Sosyal demokratların yasakları, tesettürün hakikatinden vazgeçmemizi caiz kılar mı? Daha güncel bir ifade ile çarşaf ve sahne; "ve" bağlacı ile bağlanabilecek kadar birbirine yakın mıdır?
Neye yaklaşıyor ve neyden uzaklaşıyoruz?
Ölümlerden arta kalanız işte…
Her zaman yazmak istediklerimizi yazamayız. Bazen çok üzüldüğümüz için, bazen içimizdeki kelimelerin, içimizdeki acıyı izah edebileceğine inanmadığımız için. Geçtiğimiz yaz uğruna yazılar yazmak istediğim ne çok ölüm oldu. Hepsinden geriye düşünce ve duygu dünyamda emeği olan eserler kaldı. Şair Erdem Beyazıt'tan Cengiz Aytmatov'a, Bandırmalı Ali Öztaylan Hocaefendi'nin vefatına kadar beni onca etkileyen "yolculuk"ları kendi halimde yaşamak istedim. Sessiz sedasız. Kelimeleri yardıma çağırmadan.

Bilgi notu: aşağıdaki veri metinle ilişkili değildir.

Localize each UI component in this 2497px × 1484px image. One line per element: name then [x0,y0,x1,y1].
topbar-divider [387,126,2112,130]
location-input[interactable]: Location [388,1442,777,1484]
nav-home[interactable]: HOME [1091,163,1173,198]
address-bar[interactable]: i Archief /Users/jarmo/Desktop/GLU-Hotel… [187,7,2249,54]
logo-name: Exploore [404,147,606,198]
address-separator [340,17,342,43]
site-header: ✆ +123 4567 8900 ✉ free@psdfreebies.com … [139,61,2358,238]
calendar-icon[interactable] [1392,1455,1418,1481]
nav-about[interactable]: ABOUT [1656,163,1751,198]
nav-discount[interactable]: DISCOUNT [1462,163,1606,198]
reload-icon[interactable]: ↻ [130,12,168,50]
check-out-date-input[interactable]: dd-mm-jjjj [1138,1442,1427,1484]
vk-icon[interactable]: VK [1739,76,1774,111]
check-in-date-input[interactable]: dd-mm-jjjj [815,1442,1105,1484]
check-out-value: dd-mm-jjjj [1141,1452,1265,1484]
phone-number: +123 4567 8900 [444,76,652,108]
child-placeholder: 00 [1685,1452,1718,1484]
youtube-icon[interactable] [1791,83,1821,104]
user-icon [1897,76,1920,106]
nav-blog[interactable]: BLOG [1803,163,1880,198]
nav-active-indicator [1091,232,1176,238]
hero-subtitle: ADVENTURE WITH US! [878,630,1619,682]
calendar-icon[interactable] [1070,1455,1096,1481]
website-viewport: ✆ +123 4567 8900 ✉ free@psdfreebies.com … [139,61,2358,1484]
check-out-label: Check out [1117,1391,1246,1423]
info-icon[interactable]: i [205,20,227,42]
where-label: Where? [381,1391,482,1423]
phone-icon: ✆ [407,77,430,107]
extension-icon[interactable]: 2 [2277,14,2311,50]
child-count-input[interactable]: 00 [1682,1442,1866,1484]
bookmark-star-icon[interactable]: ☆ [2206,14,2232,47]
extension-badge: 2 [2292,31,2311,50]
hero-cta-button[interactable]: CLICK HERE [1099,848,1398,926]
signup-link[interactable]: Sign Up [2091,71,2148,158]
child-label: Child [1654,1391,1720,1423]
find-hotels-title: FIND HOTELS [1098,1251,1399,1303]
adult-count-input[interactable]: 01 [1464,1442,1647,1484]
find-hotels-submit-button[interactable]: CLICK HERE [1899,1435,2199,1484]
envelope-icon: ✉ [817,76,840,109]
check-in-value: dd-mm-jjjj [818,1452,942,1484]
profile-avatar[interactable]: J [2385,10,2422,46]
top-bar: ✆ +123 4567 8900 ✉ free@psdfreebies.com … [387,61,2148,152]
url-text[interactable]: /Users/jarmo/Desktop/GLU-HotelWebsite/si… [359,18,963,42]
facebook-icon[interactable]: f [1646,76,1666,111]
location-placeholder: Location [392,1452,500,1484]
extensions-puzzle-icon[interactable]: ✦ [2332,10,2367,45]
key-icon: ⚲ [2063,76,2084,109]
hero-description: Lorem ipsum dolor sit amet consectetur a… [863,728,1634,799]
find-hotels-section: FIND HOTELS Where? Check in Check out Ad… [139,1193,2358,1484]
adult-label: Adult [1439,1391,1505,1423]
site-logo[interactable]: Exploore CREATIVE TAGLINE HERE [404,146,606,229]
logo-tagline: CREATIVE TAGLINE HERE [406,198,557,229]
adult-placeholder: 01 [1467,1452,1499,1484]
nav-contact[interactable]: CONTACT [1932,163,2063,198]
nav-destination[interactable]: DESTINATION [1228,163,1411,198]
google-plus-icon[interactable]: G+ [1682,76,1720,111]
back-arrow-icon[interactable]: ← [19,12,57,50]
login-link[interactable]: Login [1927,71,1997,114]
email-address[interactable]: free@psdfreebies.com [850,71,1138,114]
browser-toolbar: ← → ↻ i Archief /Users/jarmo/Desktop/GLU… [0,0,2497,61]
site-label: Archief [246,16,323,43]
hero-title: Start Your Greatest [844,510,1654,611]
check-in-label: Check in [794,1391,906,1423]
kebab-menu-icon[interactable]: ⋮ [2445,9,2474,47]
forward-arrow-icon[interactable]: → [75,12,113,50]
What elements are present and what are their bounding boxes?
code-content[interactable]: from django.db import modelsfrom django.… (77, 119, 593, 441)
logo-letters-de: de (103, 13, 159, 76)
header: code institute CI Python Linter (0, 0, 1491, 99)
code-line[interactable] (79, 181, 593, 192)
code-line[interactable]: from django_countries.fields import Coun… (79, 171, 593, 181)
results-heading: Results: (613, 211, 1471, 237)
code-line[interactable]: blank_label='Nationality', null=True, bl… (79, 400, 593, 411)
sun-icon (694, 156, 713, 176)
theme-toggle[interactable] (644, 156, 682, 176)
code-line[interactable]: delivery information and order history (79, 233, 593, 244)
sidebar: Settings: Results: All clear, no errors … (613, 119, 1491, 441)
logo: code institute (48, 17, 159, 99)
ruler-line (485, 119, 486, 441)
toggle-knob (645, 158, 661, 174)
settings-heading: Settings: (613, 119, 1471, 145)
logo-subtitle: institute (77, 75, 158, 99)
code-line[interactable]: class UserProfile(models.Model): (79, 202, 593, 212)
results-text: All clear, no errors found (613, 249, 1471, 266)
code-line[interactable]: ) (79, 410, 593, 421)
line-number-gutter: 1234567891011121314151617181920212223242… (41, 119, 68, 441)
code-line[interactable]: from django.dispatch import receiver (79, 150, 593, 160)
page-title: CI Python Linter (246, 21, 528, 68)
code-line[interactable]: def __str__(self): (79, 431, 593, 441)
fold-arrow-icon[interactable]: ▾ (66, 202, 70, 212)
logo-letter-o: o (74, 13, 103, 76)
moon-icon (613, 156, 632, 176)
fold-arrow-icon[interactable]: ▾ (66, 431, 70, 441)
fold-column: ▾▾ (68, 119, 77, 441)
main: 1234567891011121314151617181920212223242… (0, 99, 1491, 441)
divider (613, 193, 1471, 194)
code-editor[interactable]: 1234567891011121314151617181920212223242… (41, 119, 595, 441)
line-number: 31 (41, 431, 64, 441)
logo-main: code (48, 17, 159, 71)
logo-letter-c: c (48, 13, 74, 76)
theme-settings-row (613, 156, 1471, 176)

Medyadan duyup da ailesine taziyeye gidemediğimiz genç ölümlerinden daha çok sarsılır oldum son yıllarda.Taziyeye gidebilmek insanın içindeki yarayı sağaltıyor sanki.
Bayram gelirken toprağın altında evladının ilk bayramını yaşayacak olanları düşündükçe, dünyaya sığamayacağımı sanıyorum.
Ta çocukluğumdan beri her kurban bayramı içimde tarif edemediğim acılar yaşadım. Sebebini hiç bilmediğim ağır bir hüzün. Hayatımda ilk defa bu hüznün dindiği bir yer ve zaman olduğunu fark ettim: Arafat vakfesi. Bütün o hüzün bunun içinmiş dedim.
Evladını kaybetmiş bütün ana-babalar için Arafat vakfesinde bir ihsan olarak kalbe inen o genişliği niyaz ediyorum Cenabı Allah'tan.
Rabbim, kalbi acıyla kavrulmuş anne babalara bir serinlik bir genişlik nasip et. Amin.
Geçmiş olsun:
Pazartesi günü akşam saatlerinde AKP İstanbul il binasına yapılan bombalı saldırı sonucu on kişi ağır yaralandı.AKP İstanbul İl Başkanı Aziz Babuşçu'nun şahsında, o sırada binada bulunmaları hasebiyle büyük korku atlatan herkese geçmiş olsun diyor, hayat mücadelesi veren yaralılara Cenabı Allah'tan acil şifalar diliyorum.